Is something wrong with me?

Hello,

I hope not to make this long but I feel like I have no one I trust I can vent this to so I’m hoping that I can get some advice here. I’m currently engaged to my partner, and we live together. I love him very much and he loves me a lot but lately things on my end have been wishy washy. I just recently found out that I’m pregnant and we are excited about it but since I found out I’m pregnant I’ve been just weird feeling. I’m no longer into sex with him, I barely want him to touch me, and at bedtime I sleep with more pajamas on away from him. This has been going on for two days and he just recently said something to me about it, how he feels unwanted. I felt bad because I understand why he feels that way but the thing is I don’t understand why I’m feeling the way I feel.
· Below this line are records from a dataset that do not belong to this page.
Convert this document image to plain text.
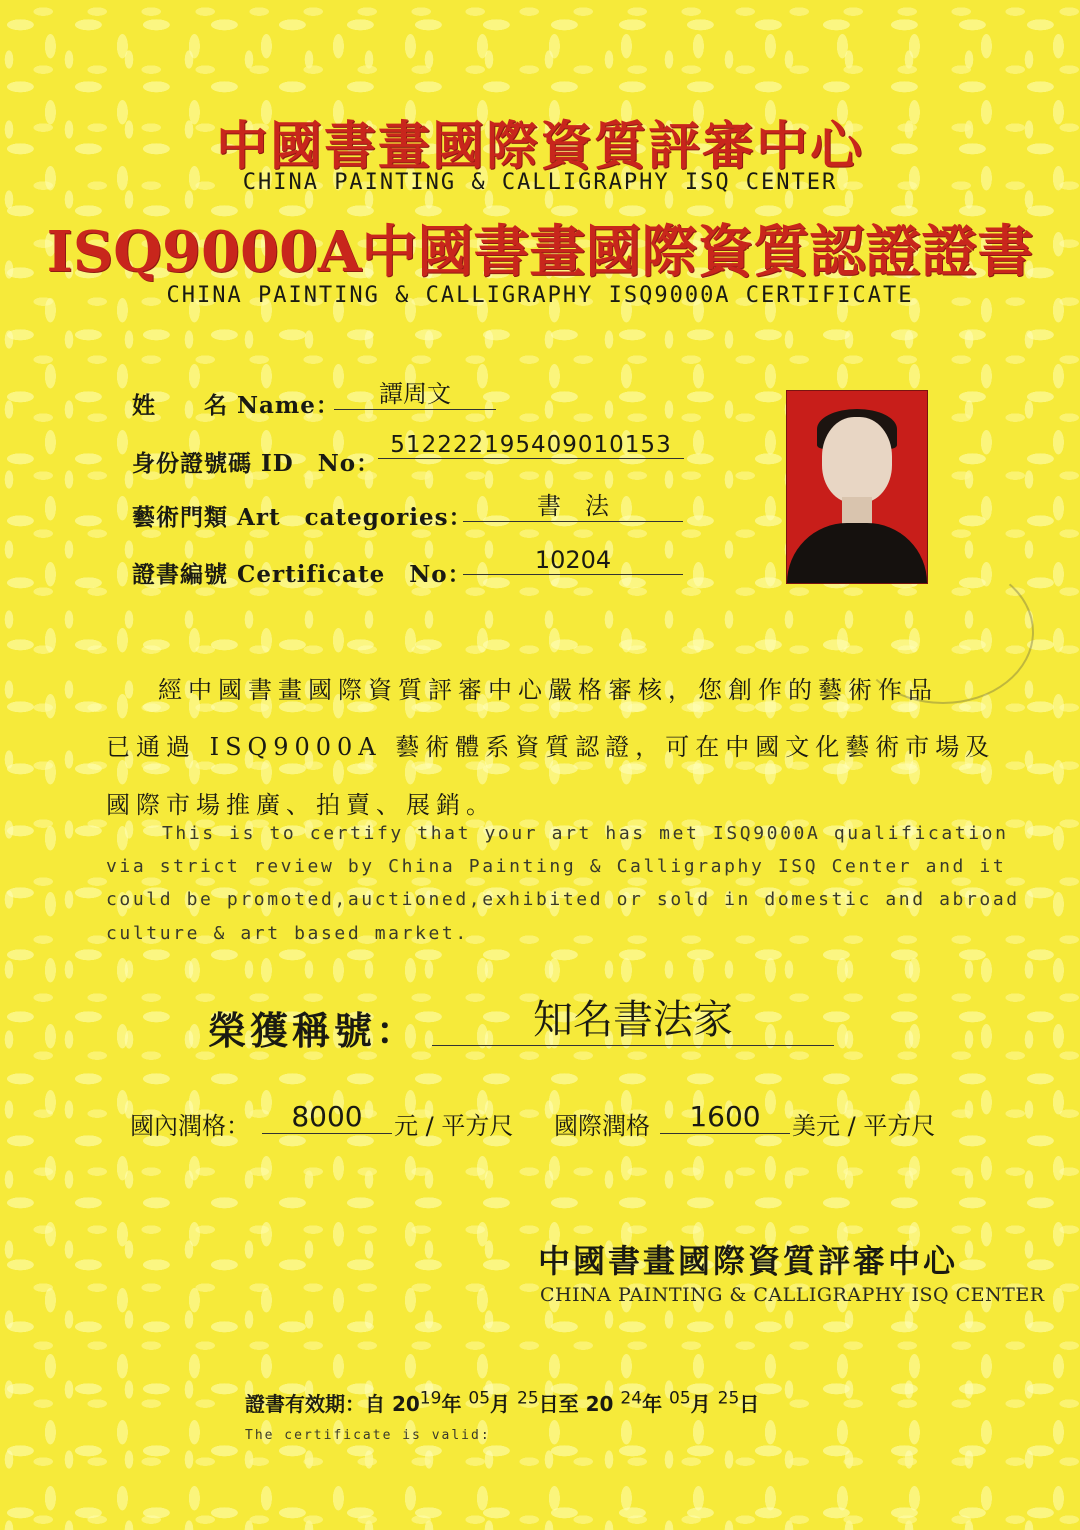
中國書畫國際資質評審中心
CHINA PAINTING & CALLIGRAPHY ISQ CENTER
ISQ9000A中國書畫國際資質認證證書
CHINA PAINTING & CALLIGRAPHY ISQ9000A CERTIFICATE
姓　　名 Name：	譚周文
身份證號碼 ID　No：
512222195409010153
藝術門類 Art　categories：	書　法
證書編號 Certificate　No：
10204
經中國書畫國際資質評審中心嚴格審核，您創作的藝術作品
已通過 ISQ9000A 藝術體系資質認證，可在中國文化藝術市場及
國際市場推廣、拍賣、展銷。
This is to certify that your art has met ISQ9000A qualification
via strict review by China Painting & Calligraphy ISQ Center and it
could be promoted,auctioned,exhibited or sold in domestic and abroad
culture & art based market.
榮獲稱號：	知名書法家
國內潤格：	8000	元 / 平方尺 國際潤格	1600	美元 / 平方尺
中國書畫國際資質評審中心
CHINA PAINTING & CALLIGRAPHY ISQ CENTER
證書有效期：自 $20^{19}$年 $^{05}$月 $^{25}$日至 20 $^{24}$年 $^{05}$月 $^{25}$日
The certificate is valid:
I use to want to be all over him, excited when he comes home from work and we had amazing sex. Now tbh I can’t wait for him to go to work, I don’t mind not talking to him on his lunch breaks, when he comes home we do talk and I hug him and kiss him but at bedtime I sleep on the far other side of the bed not wanting to be physical. He’s a very affectionate guy and I want to give that back to him but I’m feeling off. I don’t know if it’s my hormones and not feeling sexy or what is wrong with me but I feel depressed kind of. Has anyone felt this way pregnant before? I’m praying for some kind advice.